Be that as it may, I remain charmed by Rubin’s 1976 memoir of his time in the human potential movement, Growing (Up) at 37. Point being, LSD was various in its effects, serving at one and the same time as catalyst for, implement of, and impediment to the era’s cultural revolution.
Monday March 30, 2020
Is the bourgeois subject the one who finds by way of money-power the way to a home? Shouldn’t self-determination of Oikos through communities of mutual aid take place wherever it can? Can we get a revolution? Jefferson Airplane seemed to think so in their 1969 song “Volunteers.”
“Look what’s happening out in the streets,” they sang. “Got a revolution / Got to revolution.” The revolution means dancing down the street like in a musical. Get people out singing in the streets. John Sinclair’s version was a bit more like West Side Story: “ROCK & ROLL, DOPE AND FUCKING IN THE STREETS.” But then others like the Stones demanded “Gimme Shelter.” And for them, that meant “Make Love Not War.” (Sinclair’s papers, by the way, are held at the University of Michigan, with boxes dedicated to Artists’ Workshop Society, Trans-Love Energies, and the Rainbow People’s Party.)
Thursday March 5, 2020
At a desk covered in objects — stacks of papers and books; horizontal arrays of napkins, paper clips, highlighters markers and pens — I sit and work: teach, meet, read, write, converse with students. Around and behind me, dense stacks of books and records, artifacts that store and transmit stories and histories, recordings of events, theories, philosophies. From these, I build my teachings, dialogical investigations of life through study of literature. The America revealed in this literature is a place filled with stories of injustice and resistance. Conquest, slavery, wage slavery. And like a thread run through it, the revolution, the ongoing one, the perennial one, the fights for freedom, equality, love among all persons and joy to the world. The works we read and discuss implicate us — as victims, as perpetrators, oftentimes as both — in a violent, fascist, capitalist-imperialist, patriarchal settler-colonialist system of domination — a system radically at odds with the future integrity of Earth as biosphere.

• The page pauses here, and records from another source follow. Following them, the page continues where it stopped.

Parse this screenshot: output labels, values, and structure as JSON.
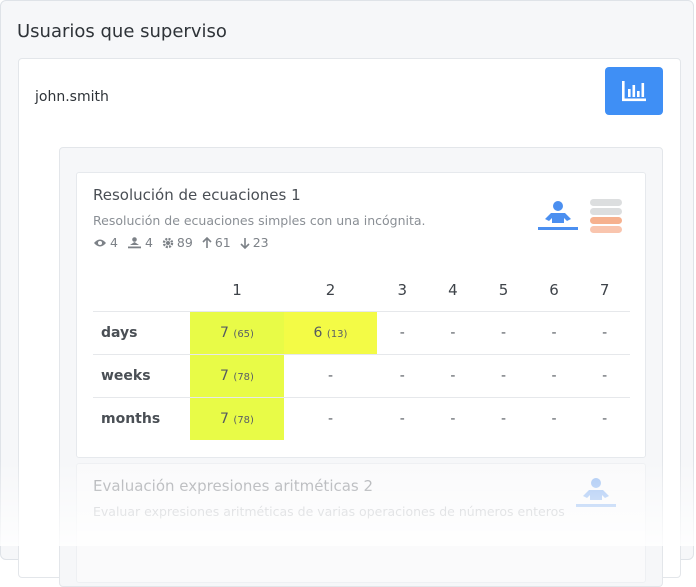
{
  "page": {
    "title": "Usuarios que superviso"
  },
  "user": {
    "name": "john.smith",
    "stats_button_icon": "bar-chart-icon"
  },
  "problems": [
    {
      "title": "Resolución de ecuaciones 1",
      "description": "Resolución de ecuaciones simples con una incógnita.",
      "stats": {
        "views": "4",
        "students": "4",
        "solved": "89",
        "up": "61",
        "down": "23"
      },
      "columns": [
        "1",
        "2",
        "3",
        "4",
        "5",
        "6",
        "7"
      ],
      "rows": [
        {
          "label": "days",
          "cells": [
            {
              "v": "7",
              "s": "(65)"
            },
            {
              "v": "6",
              "s": "(13)"
            },
            {
              "v": "-",
              "s": ""
            },
            {
              "v": "-",
              "s": ""
            },
            {
              "v": "-",
              "s": ""
            },
            {
              "v": "-",
              "s": ""
            },
            {
              "v": "-",
              "s": ""
            }
          ]
        },
        {
          "label": "weeks",
          "cells": [
            {
              "v": "7",
              "s": "(78)"
            },
            {
              "v": "-",
              "s": ""
            },
            {
              "v": "-",
              "s": ""
            },
            {
              "v": "-",
              "s": ""
            },
            {
              "v": "-",
              "s": ""
            },
            {
              "v": "-",
              "s": ""
            },
            {
              "v": "-",
              "s": ""
            }
          ]
        },
        {
          "label": "months",
          "cells": [
            {
              "v": "7",
              "s": "(78)"
            },
            {
              "v": "-",
              "s": ""
            },
            {
              "v": "-",
              "s": ""
            },
            {
              "v": "-",
              "s": ""
            },
            {
              "v": "-",
              "s": ""
            },
            {
              "v": "-",
              "s": ""
            },
            {
              "v": "-",
              "s": ""
            }
          ]
        }
      ]
    },
    {
      "title": "Evaluación expresiones aritméticas 2",
      "description": "Evaluar expresiones aritméticas de varias operaciones de números enteros"
    }
  ],
  "colors": {
    "accent": "#3f8ff5",
    "highlight": "#e8fb47",
    "highlight_alt": "#f3fb46",
    "level_active": "#f7b08a"
  }
}
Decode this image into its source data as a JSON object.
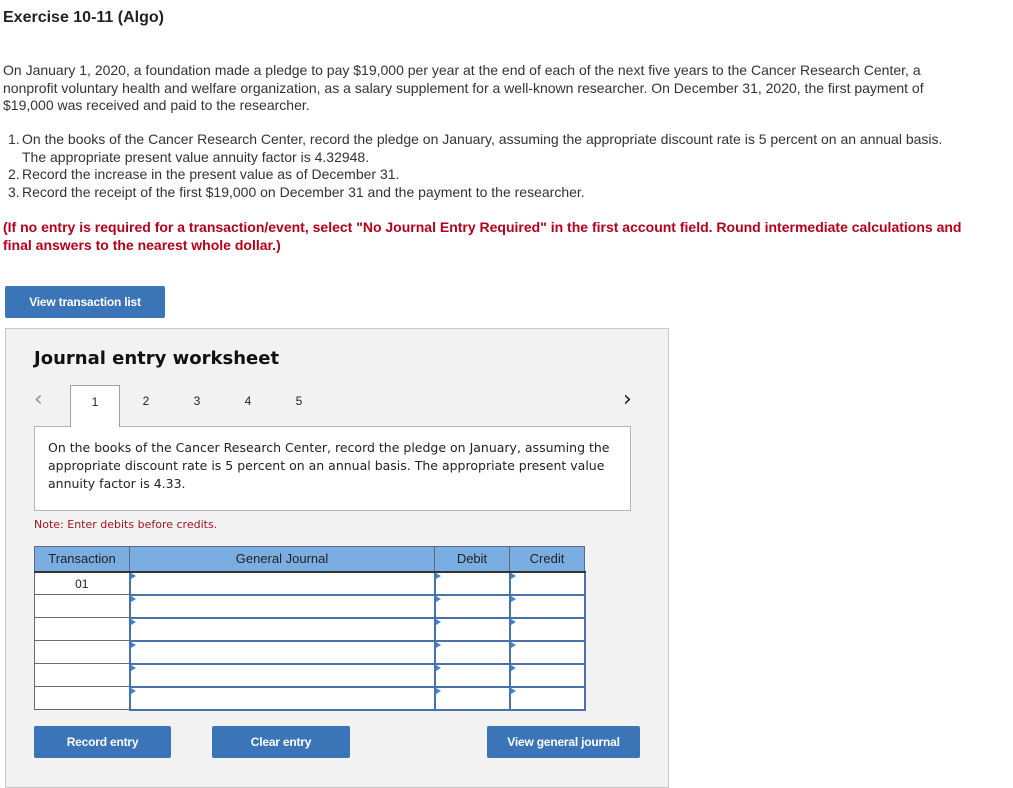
{
  "title": "Exercise 10-11 (Algo)",
  "intro": "On January 1, 2020, a foundation made a pledge to pay $19,000 per year at the end of each of the next five years to the Cancer Research Center, a nonprofit voluntary health and welfare organization, as a salary supplement for a well-known researcher. On December 31, 2020, the first payment of $19,000 was received and paid to the researcher.",
  "requirements": [
    {
      "num": "1.",
      "text": "On the books of the Cancer Research Center, record the pledge on January, assuming the appropriate discount rate is 5 percent on an annual basis. The appropriate present value annuity factor is 4.32948."
    },
    {
      "num": "2.",
      "text": "Record the increase in the present value as of December 31."
    },
    {
      "num": "3.",
      "text": "Record the receipt of the first $19,000 on December 31 and the payment to the researcher."
    }
  ],
  "instructions": "(If no entry is required for a transaction/event, select \"No Journal Entry Required\" in the first account field. Round intermediate calculations and final answers to the nearest whole dollar.)",
  "view_transaction_list_label": "View transaction list",
  "worksheet": {
    "title": "Journal entry worksheet",
    "pager": {
      "prev_icon": "‹",
      "next_icon": "›",
      "pages": [
        "1",
        "2",
        "3",
        "4",
        "5"
      ],
      "active_page": 1
    },
    "prompt": "On the books of the Cancer Research Center, record the pledge on January, assuming the appropriate discount rate is 5 percent on an annual basis. The appropriate present value annuity factor is 4.33.",
    "note": "Note: Enter debits before credits.",
    "table": {
      "headers": [
        "Transaction",
        "General Journal",
        "Debit",
        "Credit"
      ],
      "rows": [
        {
          "transaction": "01",
          "account": "",
          "debit": "",
          "credit": ""
        },
        {
          "transaction": "",
          "account": "",
          "debit": "",
          "credit": ""
        },
        {
          "transaction": "",
          "account": "",
          "debit": "",
          "credit": ""
        },
        {
          "transaction": "",
          "account": "",
          "debit": "",
          "credit": ""
        },
        {
          "transaction": "",
          "account": "",
          "debit": "",
          "credit": ""
        },
        {
          "transaction": "",
          "account": "",
          "debit": "",
          "credit": ""
        }
      ]
    },
    "buttons": {
      "record": "Record entry",
      "clear": "Clear entry",
      "view_general_journal": "View general journal"
    }
  },
  "colors": {
    "button_blue": "#3b75b7",
    "instructions_red": "#b3001b",
    "header_blue": "#7aaee3",
    "panel_bg": "#f2f2f2"
  }
}
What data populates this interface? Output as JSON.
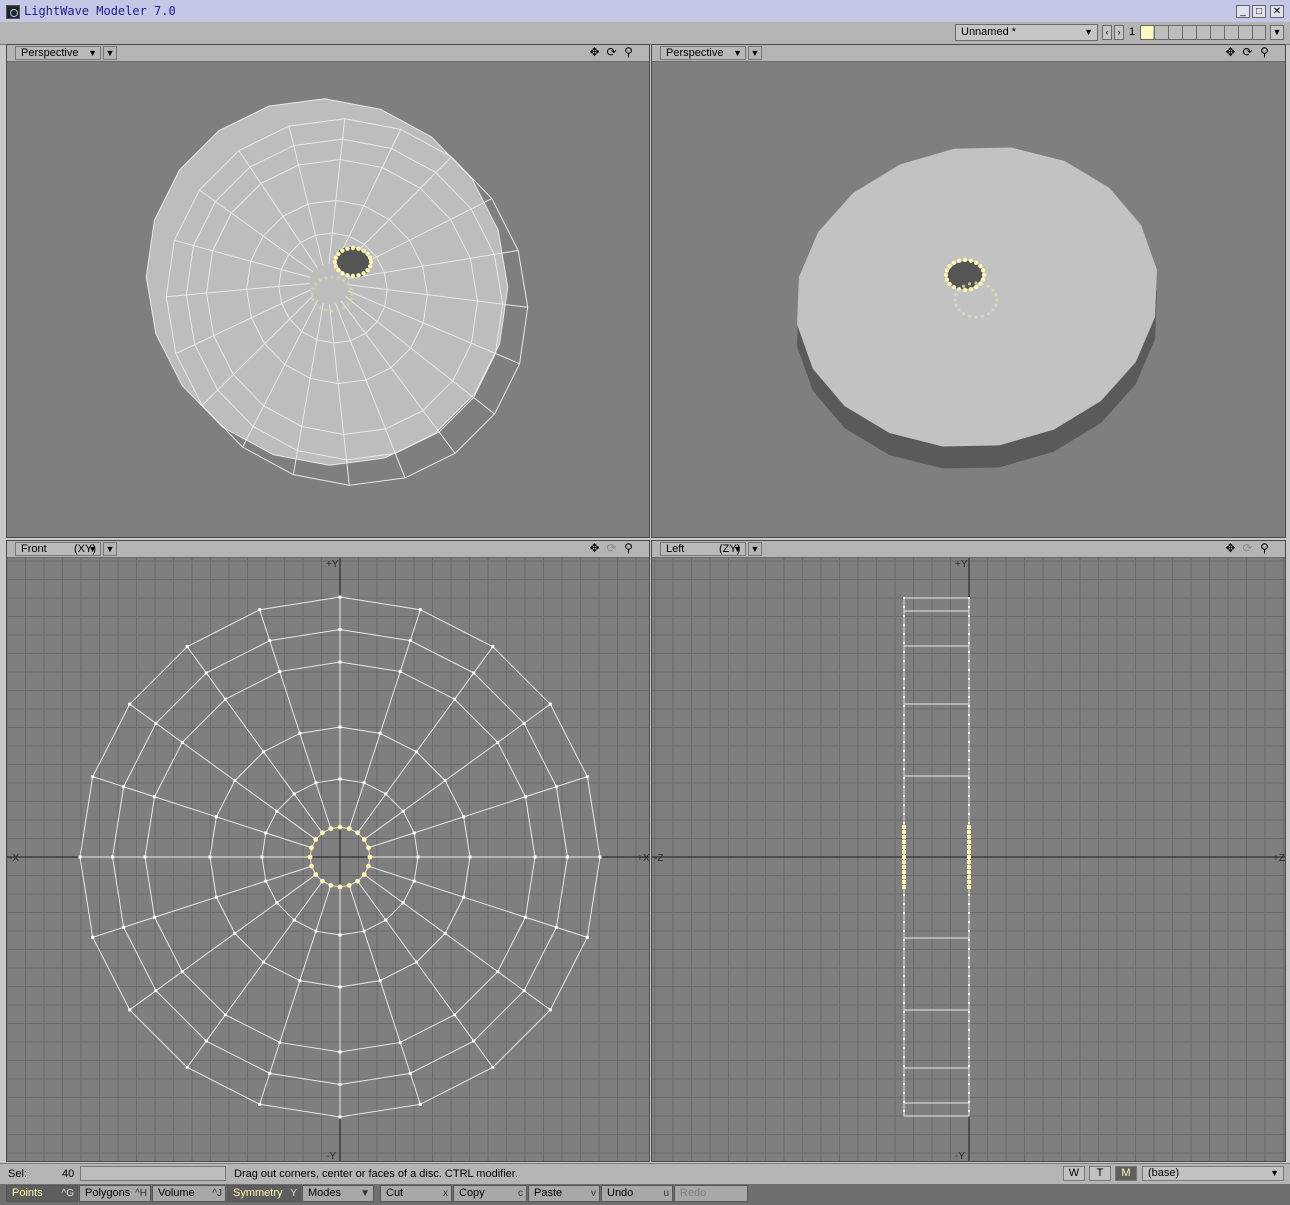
{
  "window": {
    "title": "LightWave Modeler 7.0",
    "minimize": "_",
    "maximize": "□",
    "close": "✕"
  },
  "toolbar": {
    "object_name": "Unnamed *",
    "prev": "‹",
    "next": "›",
    "layer_number": "1"
  },
  "viewports": {
    "top_left": {
      "mode": "Perspective",
      "axis": ""
    },
    "top_right": {
      "mode": "Perspective",
      "axis": ""
    },
    "bottom_left": {
      "mode": "Front",
      "axis": "(XY)"
    },
    "bottom_right": {
      "mode": "Left",
      "axis": "(ZY)"
    }
  },
  "axis_labels": {
    "plus_y": "+Y",
    "minus_y": "-Y",
    "minus_x": "-X",
    "plus_x": "+X",
    "minus_z": "-Z",
    "plus_z": "+Z"
  },
  "tool_icons": [
    "move-view-icon",
    "rotate-view-icon",
    "zoom-view-icon"
  ],
  "status": {
    "sel_label": "Sel:",
    "sel_count": "40",
    "message": "Drag out corners, center or faces of a disc. CTRL modifier.",
    "w": "W",
    "t": "T",
    "m": "M",
    "layer": "(base)"
  },
  "bottom": {
    "points": {
      "label": "Points",
      "key": "^G"
    },
    "polygons": {
      "label": "Polygons",
      "key": "^H"
    },
    "volume": {
      "label": "Volume",
      "key": "^J"
    },
    "symmetry": {
      "label": "Symmetry",
      "key": "Y"
    },
    "modes": {
      "label": "Modes"
    },
    "cut": {
      "label": "Cut",
      "key": "x"
    },
    "copy": {
      "label": "Copy",
      "key": "c"
    },
    "paste": {
      "label": "Paste",
      "key": "v"
    },
    "undo": {
      "label": "Undo",
      "key": "u"
    },
    "redo": {
      "label": "Redo"
    }
  },
  "colors": {
    "viewport_bg": "#7f7f7f",
    "wire": "#e8e8e8",
    "selected_point": "#fff6b0",
    "surface": "#c2c2c2"
  }
}
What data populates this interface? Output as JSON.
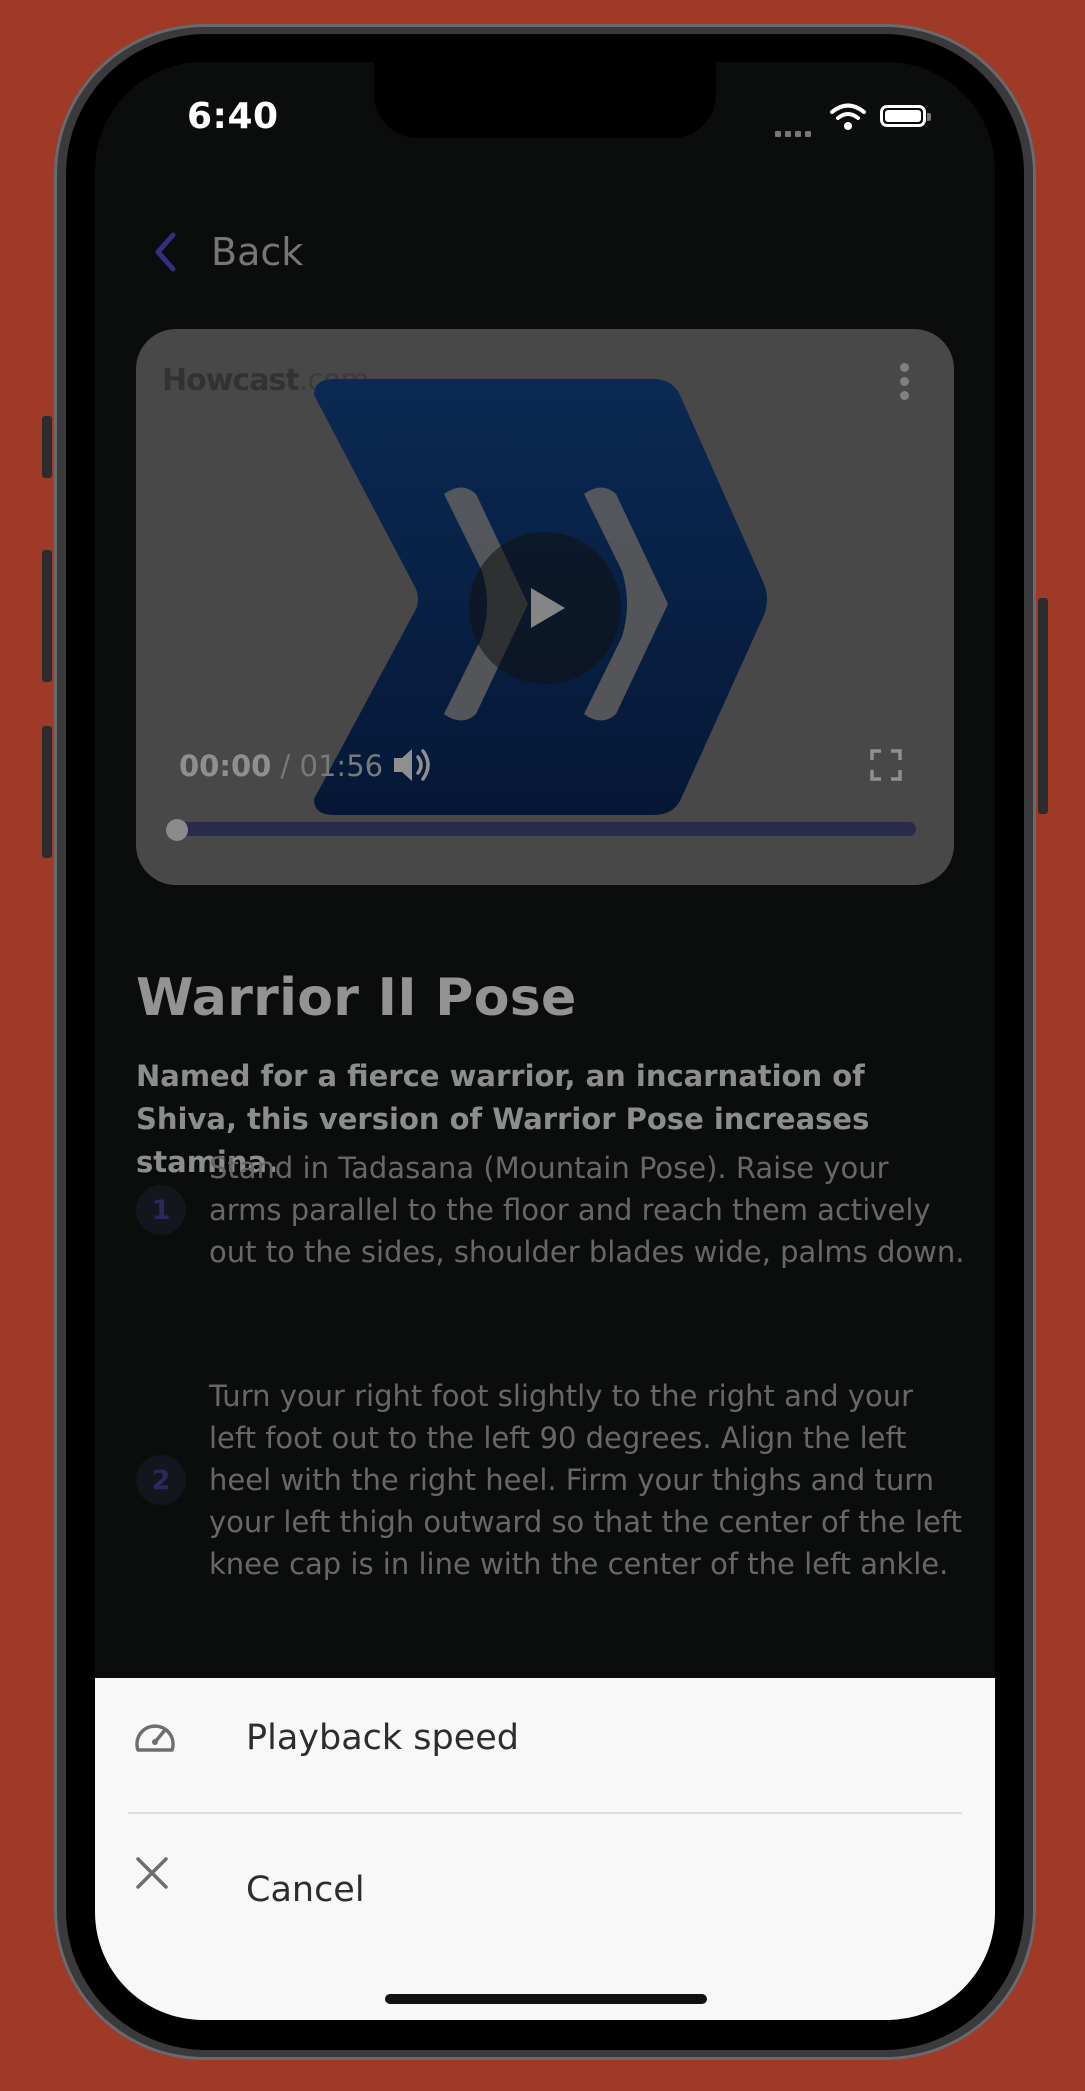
{
  "status_bar": {
    "time": "6:40"
  },
  "nav": {
    "back_label": "Back"
  },
  "video": {
    "logo_text": "Howcast",
    "logo_domain": ".com",
    "time_elapsed": "00:00",
    "time_separator": " / ",
    "time_total": "01:56",
    "progress": 0.0,
    "accent_color": "#0a3a7a"
  },
  "pose": {
    "title": "Warrior II Pose",
    "description": "Named for a fierce warrior, an incarnation of Shiva, this version of Warrior Pose increases stamina.",
    "steps": [
      {
        "number": "1",
        "text": "Stand in Tadasana (Mountain Pose). Raise your arms parallel to the floor and reach them actively out to the sides, shoulder blades wide, palms down."
      },
      {
        "number": "2",
        "text": "Turn your right foot slightly to the right and your left foot out to the left 90 degrees. Align the left heel with the right heel. Firm your thighs and turn your left thigh outward so that the center of the left knee cap is in line with the center of the left ankle."
      }
    ]
  },
  "action_sheet": {
    "items": [
      {
        "label": "Playback speed",
        "icon": "speedometer-icon"
      },
      {
        "label": "Cancel",
        "icon": "close-icon"
      }
    ]
  },
  "colors": {
    "background": "#9e3a25",
    "screen": "#0b0c0c",
    "accent": "#3d3b8a",
    "sheet": "#f8f8f8"
  }
}
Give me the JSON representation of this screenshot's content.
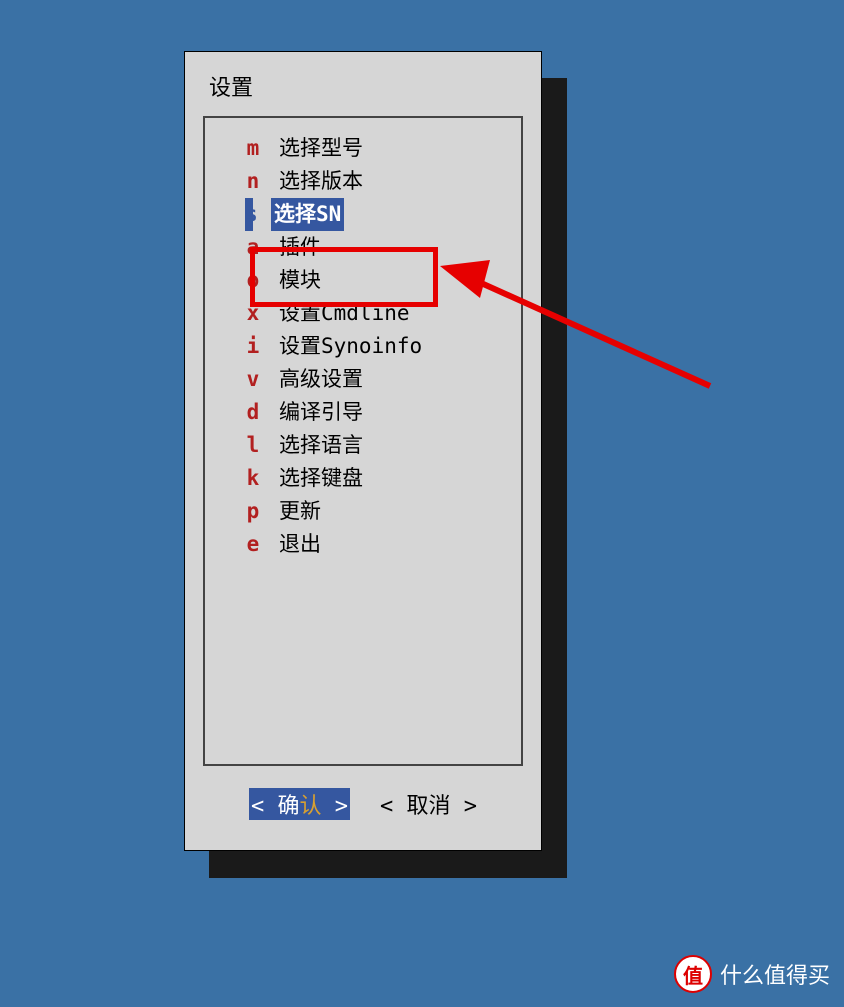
{
  "dialog": {
    "title": "设置",
    "menu": [
      {
        "key": "m",
        "label": "选择型号",
        "selected": false
      },
      {
        "key": "n",
        "label": "选择版本",
        "selected": false
      },
      {
        "key": "s",
        "label": "选择SN",
        "selected": true
      },
      {
        "key": "a",
        "label": "插件",
        "selected": false,
        "highlighted": true
      },
      {
        "key": "o",
        "label": "模块",
        "selected": false
      },
      {
        "key": "x",
        "label": "设置Cmdline",
        "selected": false
      },
      {
        "key": "i",
        "label": "设置Synoinfo",
        "selected": false
      },
      {
        "key": "v",
        "label": "高级设置",
        "selected": false
      },
      {
        "key": "d",
        "label": "编译引导",
        "selected": false
      },
      {
        "key": "l",
        "label": "选择语言",
        "selected": false
      },
      {
        "key": "k",
        "label": "选择键盘",
        "selected": false
      },
      {
        "key": "p",
        "label": "更新",
        "selected": false
      },
      {
        "key": "e",
        "label": "退出",
        "selected": false
      }
    ],
    "buttons": {
      "ok": {
        "pre": "确",
        "hotkey": "认",
        "selected": true
      },
      "cancel": {
        "label": "取消",
        "selected": false
      }
    }
  },
  "watermark": {
    "badge": "值",
    "text": "什么值得买"
  }
}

Thursday February 20, 2020
The yoga of everyday life. We get by with a little help from our friends. By committing ourselves to hope and good will, we help raise a joyful State. A State of Love and Trust. Let’s start what we have come into the room to do.
Friday October 4, 2019
What would a revolution on the scale of the Copernican look like today? Sigmund Freud, whose works students and I discussed today in class, liked to pat himself on the back for his accomplishments, comparing himself to fellow paradigm-shifters Copernicus and Darwin. He believed the three of them had dealt “bitter blows” to humanity’s “craving for grandiosity.” Copernicus taught humans to de-center themselves, the earth a mere speck in a world-system of vast magnitude. Darwin robbed them of their self-regard — their sense of themselves as special, divine creations. Both figures dealt blows, in other words, to what Freud called humanity’s “Ego.” Why is the marriage of heaven and hell that Blake envisioned recast by Freud as cause for pessimism regarding humanity’s capacity for happiness? What happens when Blake’s “angels” and “devils” become Freud’s Superego and Id?